Strikes, protests, and marches by many sectors of the working class - from oil workers to teachers - have been ongoing for wage and pension increases. One of the highest turnouts for May Day, the international worker's holiday, was in Venezuela, where tens of thousands filled the streets.

Under these conditions, Chávez, who claims to champion the rights of the downtrodden, drew 700,000 people to his closing campaign rally December 2, as the two main parties in power for the last four decades collapsed in public opinion.

Shedding radical image
Chávez has already begun to shed many of the leftist elements of his radical rhetoric. He has called on banks and private investors to bring capital back into the country, which businessmen whisked abroad upon news of his possible victory. He has opened his arms to dealings with the U.S. government that labeled him a terrorist after his coup attempts and has denied him a visa to enter the United States. An article in the Spanish-language big-business newspaper El País quoted Chávez in a meeting that included former U.S. president James Carter. "There are no hard feelings with the United States," he said.

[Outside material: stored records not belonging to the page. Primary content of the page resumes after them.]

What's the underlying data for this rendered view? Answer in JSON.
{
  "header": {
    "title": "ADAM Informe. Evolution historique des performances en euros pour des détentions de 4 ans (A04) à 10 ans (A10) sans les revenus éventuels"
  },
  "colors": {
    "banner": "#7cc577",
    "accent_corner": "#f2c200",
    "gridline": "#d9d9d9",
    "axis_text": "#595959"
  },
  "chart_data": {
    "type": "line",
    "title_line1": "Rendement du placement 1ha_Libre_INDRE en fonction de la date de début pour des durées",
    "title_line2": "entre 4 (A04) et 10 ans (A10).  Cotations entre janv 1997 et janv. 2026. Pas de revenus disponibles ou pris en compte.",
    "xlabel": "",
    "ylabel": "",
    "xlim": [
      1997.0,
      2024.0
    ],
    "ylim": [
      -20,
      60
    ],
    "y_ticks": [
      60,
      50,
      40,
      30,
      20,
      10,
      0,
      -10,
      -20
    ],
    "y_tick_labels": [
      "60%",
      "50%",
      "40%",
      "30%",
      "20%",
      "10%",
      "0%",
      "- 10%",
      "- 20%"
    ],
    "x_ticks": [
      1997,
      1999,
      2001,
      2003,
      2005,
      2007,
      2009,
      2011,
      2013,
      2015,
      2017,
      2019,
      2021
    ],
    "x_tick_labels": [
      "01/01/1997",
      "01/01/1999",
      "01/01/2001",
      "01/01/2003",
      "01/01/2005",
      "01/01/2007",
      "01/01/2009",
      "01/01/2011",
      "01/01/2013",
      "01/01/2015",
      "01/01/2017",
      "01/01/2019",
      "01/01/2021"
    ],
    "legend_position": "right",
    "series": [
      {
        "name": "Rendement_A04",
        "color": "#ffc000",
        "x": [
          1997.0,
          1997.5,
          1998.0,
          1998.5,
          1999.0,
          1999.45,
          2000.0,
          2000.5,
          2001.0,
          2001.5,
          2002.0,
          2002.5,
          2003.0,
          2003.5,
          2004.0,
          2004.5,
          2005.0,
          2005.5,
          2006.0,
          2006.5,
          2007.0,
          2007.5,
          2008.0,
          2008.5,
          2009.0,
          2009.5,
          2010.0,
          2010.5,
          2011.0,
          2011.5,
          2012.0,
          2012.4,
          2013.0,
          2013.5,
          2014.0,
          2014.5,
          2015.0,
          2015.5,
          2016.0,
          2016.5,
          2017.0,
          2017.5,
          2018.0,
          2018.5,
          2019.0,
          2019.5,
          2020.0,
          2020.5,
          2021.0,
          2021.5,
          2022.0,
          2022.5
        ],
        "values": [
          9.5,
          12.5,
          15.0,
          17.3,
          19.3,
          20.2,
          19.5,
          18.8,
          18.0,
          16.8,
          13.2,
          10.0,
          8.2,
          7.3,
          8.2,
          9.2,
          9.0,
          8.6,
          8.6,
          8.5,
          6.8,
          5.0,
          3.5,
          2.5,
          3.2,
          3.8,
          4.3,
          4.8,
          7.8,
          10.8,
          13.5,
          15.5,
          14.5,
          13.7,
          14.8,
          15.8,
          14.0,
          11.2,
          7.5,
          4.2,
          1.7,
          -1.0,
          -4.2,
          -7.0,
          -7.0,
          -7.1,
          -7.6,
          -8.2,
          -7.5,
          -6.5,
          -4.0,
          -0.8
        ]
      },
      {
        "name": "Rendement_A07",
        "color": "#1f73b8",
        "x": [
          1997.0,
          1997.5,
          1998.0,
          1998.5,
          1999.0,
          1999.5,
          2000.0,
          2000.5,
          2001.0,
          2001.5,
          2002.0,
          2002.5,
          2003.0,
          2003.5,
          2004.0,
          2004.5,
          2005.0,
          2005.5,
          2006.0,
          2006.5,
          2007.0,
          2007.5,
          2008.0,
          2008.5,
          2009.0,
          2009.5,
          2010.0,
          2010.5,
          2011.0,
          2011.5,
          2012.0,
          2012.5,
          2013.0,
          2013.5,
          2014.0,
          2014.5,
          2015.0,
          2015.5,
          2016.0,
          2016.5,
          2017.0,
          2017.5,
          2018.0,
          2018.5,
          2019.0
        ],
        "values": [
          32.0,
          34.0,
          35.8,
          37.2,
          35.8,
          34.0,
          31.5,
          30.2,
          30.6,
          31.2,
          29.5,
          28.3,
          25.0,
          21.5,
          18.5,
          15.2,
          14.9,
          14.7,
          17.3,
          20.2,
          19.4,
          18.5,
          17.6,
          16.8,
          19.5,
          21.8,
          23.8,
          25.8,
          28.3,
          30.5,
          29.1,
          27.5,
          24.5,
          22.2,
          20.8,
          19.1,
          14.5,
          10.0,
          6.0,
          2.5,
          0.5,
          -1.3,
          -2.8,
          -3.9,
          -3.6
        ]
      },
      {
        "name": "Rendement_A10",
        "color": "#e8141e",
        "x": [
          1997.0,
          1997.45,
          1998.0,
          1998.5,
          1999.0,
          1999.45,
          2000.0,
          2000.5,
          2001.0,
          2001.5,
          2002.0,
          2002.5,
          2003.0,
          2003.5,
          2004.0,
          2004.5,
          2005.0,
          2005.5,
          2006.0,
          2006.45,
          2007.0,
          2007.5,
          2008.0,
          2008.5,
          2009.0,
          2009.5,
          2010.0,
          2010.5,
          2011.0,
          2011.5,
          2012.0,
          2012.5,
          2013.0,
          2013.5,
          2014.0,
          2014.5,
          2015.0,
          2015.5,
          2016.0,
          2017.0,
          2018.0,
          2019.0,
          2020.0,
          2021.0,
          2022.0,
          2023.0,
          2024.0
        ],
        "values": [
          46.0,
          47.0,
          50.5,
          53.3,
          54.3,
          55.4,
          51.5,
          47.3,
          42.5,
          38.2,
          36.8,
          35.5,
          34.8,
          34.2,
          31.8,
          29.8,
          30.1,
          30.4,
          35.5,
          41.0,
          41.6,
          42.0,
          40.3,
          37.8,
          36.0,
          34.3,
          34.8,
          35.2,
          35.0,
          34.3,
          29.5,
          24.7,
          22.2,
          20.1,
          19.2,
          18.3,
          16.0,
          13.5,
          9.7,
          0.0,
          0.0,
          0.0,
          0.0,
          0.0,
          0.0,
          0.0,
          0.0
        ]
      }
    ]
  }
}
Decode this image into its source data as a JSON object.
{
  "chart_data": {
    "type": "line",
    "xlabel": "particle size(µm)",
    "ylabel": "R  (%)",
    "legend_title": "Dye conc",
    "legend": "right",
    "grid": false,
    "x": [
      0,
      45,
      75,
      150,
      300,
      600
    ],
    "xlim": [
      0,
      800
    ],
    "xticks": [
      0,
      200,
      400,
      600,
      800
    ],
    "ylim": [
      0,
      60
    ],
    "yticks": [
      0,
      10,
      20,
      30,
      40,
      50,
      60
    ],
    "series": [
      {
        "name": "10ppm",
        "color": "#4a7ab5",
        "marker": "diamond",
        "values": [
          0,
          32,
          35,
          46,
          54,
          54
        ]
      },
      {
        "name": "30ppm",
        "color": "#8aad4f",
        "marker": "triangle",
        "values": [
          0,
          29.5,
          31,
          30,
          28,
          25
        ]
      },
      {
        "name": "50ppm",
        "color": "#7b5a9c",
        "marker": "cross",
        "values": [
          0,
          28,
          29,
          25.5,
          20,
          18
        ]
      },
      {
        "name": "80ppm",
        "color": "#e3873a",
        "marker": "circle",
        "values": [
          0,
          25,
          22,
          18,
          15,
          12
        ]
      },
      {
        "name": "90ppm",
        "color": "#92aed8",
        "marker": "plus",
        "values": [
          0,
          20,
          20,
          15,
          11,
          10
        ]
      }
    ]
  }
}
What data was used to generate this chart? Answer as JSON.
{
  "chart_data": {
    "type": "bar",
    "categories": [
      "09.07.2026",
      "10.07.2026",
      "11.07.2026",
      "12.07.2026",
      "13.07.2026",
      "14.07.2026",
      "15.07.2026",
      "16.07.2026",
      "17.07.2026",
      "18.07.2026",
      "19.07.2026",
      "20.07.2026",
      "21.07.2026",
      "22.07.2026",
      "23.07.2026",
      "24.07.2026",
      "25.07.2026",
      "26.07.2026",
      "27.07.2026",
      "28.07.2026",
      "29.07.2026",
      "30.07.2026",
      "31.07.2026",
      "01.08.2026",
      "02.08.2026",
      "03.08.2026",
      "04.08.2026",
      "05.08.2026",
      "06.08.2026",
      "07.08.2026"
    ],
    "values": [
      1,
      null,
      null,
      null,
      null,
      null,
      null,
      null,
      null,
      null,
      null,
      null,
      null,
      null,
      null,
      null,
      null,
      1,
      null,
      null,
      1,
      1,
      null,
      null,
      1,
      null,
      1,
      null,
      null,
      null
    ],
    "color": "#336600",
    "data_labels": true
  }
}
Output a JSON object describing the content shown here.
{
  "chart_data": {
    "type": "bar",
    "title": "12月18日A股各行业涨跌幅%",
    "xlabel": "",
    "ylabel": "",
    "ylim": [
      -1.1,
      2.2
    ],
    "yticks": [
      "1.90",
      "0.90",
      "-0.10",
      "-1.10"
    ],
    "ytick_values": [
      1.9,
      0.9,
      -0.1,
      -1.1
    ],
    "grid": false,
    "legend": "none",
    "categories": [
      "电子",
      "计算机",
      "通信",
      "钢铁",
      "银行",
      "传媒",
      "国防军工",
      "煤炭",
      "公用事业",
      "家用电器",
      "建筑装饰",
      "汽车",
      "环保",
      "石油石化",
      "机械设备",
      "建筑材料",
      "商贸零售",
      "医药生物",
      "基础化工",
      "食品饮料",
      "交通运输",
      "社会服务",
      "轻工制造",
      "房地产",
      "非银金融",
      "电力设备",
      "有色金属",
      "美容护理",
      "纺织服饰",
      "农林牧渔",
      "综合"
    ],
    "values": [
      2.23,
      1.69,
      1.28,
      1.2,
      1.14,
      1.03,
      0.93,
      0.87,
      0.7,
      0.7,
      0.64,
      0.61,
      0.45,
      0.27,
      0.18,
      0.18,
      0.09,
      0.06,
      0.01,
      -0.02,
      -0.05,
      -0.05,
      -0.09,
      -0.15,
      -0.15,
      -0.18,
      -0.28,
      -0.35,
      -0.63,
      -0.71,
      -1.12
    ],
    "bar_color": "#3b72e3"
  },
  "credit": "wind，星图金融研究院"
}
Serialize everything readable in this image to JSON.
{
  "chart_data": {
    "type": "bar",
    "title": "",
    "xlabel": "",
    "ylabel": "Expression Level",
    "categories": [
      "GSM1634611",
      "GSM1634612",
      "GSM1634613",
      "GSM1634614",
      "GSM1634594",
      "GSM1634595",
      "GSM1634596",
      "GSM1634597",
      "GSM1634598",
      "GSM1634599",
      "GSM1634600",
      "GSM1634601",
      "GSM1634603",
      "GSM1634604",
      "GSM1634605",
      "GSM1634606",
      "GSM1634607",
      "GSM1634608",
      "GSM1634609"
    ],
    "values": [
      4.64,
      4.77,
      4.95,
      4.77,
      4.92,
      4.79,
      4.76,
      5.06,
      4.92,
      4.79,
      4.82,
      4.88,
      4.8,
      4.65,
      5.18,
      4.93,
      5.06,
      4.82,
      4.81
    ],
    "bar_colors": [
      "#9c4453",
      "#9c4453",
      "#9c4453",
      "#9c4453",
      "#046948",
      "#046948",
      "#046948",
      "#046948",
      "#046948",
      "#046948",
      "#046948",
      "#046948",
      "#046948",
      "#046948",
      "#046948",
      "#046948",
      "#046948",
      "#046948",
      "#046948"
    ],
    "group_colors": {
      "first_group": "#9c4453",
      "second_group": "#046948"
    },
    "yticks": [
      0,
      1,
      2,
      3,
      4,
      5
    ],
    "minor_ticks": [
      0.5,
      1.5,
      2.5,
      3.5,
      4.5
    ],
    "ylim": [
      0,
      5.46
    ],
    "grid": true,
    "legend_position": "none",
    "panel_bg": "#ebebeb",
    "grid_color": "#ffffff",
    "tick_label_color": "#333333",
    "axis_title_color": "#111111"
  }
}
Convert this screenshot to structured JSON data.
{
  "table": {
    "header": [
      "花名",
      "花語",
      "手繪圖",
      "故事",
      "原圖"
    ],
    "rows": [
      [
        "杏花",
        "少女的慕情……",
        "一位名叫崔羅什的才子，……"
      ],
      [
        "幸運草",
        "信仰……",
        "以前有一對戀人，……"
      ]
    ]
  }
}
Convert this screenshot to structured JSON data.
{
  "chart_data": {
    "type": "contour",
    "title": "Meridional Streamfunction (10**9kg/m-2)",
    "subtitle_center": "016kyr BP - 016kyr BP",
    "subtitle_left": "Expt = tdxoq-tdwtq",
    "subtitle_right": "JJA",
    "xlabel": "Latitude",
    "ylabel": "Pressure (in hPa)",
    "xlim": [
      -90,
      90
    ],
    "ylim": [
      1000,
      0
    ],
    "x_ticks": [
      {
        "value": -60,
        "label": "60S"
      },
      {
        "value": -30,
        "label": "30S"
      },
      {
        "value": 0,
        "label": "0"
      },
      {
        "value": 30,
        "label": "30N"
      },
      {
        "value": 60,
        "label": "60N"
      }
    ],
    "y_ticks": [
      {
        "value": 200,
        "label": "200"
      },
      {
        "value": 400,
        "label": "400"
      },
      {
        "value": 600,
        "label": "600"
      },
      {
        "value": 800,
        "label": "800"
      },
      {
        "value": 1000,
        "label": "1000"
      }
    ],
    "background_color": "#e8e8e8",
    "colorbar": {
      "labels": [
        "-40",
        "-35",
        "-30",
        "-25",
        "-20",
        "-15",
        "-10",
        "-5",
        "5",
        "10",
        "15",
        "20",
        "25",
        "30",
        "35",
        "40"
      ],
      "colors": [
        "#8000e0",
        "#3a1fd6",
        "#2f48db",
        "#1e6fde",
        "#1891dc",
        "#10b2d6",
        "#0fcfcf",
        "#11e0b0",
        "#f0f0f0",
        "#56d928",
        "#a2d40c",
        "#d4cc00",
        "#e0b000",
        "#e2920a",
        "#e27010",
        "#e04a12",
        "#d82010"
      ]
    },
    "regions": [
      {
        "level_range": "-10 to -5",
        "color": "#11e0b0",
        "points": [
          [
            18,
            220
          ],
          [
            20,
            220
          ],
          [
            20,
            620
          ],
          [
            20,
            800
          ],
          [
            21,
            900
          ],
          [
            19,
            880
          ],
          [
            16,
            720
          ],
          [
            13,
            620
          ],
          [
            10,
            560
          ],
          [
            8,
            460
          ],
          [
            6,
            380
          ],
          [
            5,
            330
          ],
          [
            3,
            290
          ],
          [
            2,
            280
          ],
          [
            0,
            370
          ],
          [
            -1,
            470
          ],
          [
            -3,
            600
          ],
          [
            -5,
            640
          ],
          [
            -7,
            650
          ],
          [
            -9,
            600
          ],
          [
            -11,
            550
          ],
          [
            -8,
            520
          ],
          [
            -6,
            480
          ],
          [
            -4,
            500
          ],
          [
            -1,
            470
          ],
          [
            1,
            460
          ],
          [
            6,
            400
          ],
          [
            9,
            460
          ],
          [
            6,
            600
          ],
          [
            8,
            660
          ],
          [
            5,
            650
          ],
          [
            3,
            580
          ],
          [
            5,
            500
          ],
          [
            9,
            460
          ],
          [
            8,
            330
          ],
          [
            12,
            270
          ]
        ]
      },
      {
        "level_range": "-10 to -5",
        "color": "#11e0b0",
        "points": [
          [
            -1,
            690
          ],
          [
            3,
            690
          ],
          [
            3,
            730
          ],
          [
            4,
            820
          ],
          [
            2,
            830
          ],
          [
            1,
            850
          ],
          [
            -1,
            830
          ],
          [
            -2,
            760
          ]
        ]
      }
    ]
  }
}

Many working people have high expectations that the Chávez administration will deliver jobs and increase the social wage. During his campaign, Chávez promised 30,000 bolivars ($53) to every unemployed Venezuelan, minimum wage hikes, job security, and retirement guarantees.

But everything indicates Chávez will be a loyal defender of capitalism. In fact, some bourgeois commentators point out that given how discredited the whole gamut of "mainstream" politicians are, Chávez may be the only one who can get away with driving through sharp attacks on working people. That, at least, is what capitalist politicians and pundits are banking on.